22
Они появились однажды в вечерних сумерках, просто толкнули калитку и вошли в сад. Галя с Антоном собирали яблоки. Корзины и ящики с яблоками стояли на земле, и Галя перекладывала ряды яблок заманчиво шуршащей бумагой.
– Эй, алле… Где хозяин? – спросил один из вошедших – среднего роста начинающий жиреть господин. Желтоглазостью и оскалом он напоминал ротвейлера. И черная кожаная куртка у него была как собачья шкура. Двое других были тоже крупными псами: один вполне мог сойти за овчарку, другой – холодностью, разрезом глаз, оскалом и повадками тянул на бультерьера.
– Мужа сейчас нет. – Галя выпрямилась, огладила руками шерстяную кофту, и я даже на расстоянии почувствовал ее тревогу.
– А дом чей? – спросил Ротвейлер, окидывая взглядом мой дом с мезонином и презрительно кривя губы. – Типа, на кого бумаги?
– Дом мой. – Хозяйка на всякий случай отодвинула Антошку за спину.
Тот смотрел на Ротвейлера, обмирая и чуя беду. Ротвейлер тем временем схватил из корзины яблоко покрупнее, потер о рукав и с хрустом надкусил.
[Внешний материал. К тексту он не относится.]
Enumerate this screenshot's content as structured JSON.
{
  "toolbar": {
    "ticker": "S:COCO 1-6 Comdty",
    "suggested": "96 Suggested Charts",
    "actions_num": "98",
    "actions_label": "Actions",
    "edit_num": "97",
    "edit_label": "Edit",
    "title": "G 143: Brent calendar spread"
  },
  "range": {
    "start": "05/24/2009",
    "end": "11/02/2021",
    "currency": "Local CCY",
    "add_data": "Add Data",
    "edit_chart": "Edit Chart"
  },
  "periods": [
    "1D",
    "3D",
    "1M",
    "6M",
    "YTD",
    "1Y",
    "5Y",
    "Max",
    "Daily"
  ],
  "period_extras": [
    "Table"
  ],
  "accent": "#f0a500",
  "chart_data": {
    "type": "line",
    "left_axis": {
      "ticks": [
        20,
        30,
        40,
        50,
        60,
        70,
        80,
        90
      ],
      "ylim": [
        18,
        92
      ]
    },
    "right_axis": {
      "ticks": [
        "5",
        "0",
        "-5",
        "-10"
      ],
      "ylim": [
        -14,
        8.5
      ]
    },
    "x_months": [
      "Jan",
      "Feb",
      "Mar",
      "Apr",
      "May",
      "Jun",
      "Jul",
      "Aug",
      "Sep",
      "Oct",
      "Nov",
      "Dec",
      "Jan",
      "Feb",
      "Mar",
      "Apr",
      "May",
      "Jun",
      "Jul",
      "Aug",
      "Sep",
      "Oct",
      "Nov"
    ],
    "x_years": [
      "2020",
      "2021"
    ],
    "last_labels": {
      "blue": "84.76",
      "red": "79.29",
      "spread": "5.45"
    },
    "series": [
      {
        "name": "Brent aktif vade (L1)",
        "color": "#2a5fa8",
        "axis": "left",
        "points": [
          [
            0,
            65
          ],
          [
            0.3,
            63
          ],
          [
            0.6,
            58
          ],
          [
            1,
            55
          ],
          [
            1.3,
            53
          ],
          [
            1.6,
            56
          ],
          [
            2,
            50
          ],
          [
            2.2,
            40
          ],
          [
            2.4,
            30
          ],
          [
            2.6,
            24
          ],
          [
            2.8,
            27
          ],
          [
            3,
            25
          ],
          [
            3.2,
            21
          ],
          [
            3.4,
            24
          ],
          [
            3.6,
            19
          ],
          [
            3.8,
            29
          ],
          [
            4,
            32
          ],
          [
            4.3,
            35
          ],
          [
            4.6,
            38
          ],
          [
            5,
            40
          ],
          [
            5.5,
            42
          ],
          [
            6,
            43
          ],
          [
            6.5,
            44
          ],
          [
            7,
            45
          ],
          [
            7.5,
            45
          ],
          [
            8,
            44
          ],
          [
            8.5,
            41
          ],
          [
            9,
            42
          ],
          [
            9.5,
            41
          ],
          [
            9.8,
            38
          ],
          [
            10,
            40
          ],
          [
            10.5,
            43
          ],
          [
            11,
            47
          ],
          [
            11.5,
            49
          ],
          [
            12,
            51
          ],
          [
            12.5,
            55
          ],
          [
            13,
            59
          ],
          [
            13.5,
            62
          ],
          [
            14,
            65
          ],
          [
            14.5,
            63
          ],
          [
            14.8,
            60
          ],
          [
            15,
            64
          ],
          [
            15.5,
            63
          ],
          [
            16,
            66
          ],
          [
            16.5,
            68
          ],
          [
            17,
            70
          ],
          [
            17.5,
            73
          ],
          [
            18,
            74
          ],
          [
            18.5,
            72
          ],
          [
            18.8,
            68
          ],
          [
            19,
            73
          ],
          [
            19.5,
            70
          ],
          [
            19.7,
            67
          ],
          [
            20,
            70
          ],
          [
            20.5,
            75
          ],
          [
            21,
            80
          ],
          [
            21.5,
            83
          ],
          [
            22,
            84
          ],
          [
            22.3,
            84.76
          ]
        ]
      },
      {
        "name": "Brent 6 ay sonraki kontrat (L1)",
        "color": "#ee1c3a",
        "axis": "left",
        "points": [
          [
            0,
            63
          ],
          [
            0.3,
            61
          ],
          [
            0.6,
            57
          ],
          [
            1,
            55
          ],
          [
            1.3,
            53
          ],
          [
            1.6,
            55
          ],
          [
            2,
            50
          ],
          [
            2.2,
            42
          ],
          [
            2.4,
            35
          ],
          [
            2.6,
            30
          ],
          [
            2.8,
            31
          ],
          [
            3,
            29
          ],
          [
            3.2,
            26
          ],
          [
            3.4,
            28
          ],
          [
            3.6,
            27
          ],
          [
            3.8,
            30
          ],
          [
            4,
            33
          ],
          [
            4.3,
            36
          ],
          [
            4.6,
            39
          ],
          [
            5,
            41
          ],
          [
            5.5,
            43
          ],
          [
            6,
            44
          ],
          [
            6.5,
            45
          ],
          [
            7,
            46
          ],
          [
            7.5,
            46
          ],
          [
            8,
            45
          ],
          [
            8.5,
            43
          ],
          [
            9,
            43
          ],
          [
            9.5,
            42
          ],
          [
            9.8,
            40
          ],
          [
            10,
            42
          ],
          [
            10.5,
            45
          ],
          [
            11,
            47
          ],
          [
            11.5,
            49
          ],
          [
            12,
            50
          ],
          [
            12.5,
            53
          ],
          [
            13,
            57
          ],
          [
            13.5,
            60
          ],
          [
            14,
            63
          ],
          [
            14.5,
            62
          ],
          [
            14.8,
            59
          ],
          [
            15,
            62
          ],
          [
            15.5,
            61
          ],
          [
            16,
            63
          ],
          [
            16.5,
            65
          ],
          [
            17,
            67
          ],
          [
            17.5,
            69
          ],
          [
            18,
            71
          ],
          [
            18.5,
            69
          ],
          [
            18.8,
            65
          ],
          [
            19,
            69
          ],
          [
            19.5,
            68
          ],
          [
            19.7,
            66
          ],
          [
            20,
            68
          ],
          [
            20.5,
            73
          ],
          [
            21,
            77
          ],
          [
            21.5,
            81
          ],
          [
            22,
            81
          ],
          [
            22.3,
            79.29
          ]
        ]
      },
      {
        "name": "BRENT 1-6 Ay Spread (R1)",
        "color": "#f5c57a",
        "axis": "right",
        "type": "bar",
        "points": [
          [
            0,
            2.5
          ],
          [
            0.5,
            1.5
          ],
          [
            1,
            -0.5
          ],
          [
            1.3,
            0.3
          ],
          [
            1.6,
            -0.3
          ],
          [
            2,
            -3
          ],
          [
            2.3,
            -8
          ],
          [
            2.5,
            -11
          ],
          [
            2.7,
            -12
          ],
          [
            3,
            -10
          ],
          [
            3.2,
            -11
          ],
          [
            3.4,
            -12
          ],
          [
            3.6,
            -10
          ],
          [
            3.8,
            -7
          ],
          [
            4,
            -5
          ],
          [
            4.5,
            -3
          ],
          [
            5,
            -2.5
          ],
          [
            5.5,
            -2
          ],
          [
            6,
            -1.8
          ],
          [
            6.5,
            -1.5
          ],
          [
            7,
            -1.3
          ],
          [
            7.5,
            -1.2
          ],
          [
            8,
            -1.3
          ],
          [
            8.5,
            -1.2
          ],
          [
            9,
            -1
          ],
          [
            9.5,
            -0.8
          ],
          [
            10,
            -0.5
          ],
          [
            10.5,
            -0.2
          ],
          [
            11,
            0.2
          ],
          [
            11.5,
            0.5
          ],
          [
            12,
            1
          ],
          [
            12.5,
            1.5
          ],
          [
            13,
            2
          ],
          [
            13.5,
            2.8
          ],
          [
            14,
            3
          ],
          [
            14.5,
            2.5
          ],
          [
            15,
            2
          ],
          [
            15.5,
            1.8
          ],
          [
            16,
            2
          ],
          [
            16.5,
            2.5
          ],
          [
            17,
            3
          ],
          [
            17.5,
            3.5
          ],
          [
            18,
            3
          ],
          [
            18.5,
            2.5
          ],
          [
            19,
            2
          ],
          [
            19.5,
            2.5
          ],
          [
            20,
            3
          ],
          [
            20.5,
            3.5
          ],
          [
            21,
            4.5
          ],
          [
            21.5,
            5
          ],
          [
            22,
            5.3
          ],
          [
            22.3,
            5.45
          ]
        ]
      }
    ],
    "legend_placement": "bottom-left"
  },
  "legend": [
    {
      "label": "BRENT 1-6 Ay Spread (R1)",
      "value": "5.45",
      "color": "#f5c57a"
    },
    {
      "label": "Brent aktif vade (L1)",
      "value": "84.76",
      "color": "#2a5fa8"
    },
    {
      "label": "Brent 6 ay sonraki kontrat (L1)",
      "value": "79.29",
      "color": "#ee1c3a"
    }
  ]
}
Скривился.
– Кислятина! – и зашвырнул в кусты.
Я прятался в малиннике и не показывался. В отличие от настоящих собак они мой запах учуять не могли.
– В общем, тетка, слушай сюда. В четверг будет здесь наш человек, бумаги привезет. Подпишешь все. Десять косых – за эту развалюху за глаза и по уши.
– О чем… вы… – дрожащим голосом спросила Галя.
– Некогда перетирать. Новую хату мы тебе присмотрели. Барахло свое сама перетащишь. Хата большая, станция рядом… Еще спасибо скажешь.
– Что… десять тысяч? Да как же! Этот дом еще мой отец строил! – возмутилась Галя. – Да я…
– Молчать, дурр-ра! – перебил ее Ротвейлер. – Че, оглохла? Грю: жилье будет. Не на панель, чай, идешь! – Ротвейлер заржал. – Все путем. Хату и бабки получишь. А будешь возникать – дом сгорит. – Ротвейлер скосил желтые глаза на Антона. – Вместе со щенком.
«Я не щенок, а котик…» – я ожидал, что он скажет что-то в таком духе. А он выкрикнул срывающимся голосом:
– Это наш дом, мы его не продаем.
– Щенок что-то гавкнул? – спросил Ротвейлер, и Бультерьер тут же шагнул вперед.
Я не понял, что сделал этот пес, но только и Галя, и Антон оказались на земле, на рыхлой, только что перекопанной грядке.
– Не трогайте его! – испуганно ахнула хозяйка. – Я подпишу…
– Вот так-то. Я ж грил, согласится, – хохотнул человек-овчарка. – Ладно, пусть живет… Не ссы!
Они развернулись и вышли, оставив калитку нараспашку.
– Мама, зачем ты так… А как же наш дом… – В голосе Антона звенели слезы.
– Тошка, они бы тебя убили, просто убили и все.
Хозяйка обняла сына и прижала к себе. Я услышал, как Антон всхлипывает.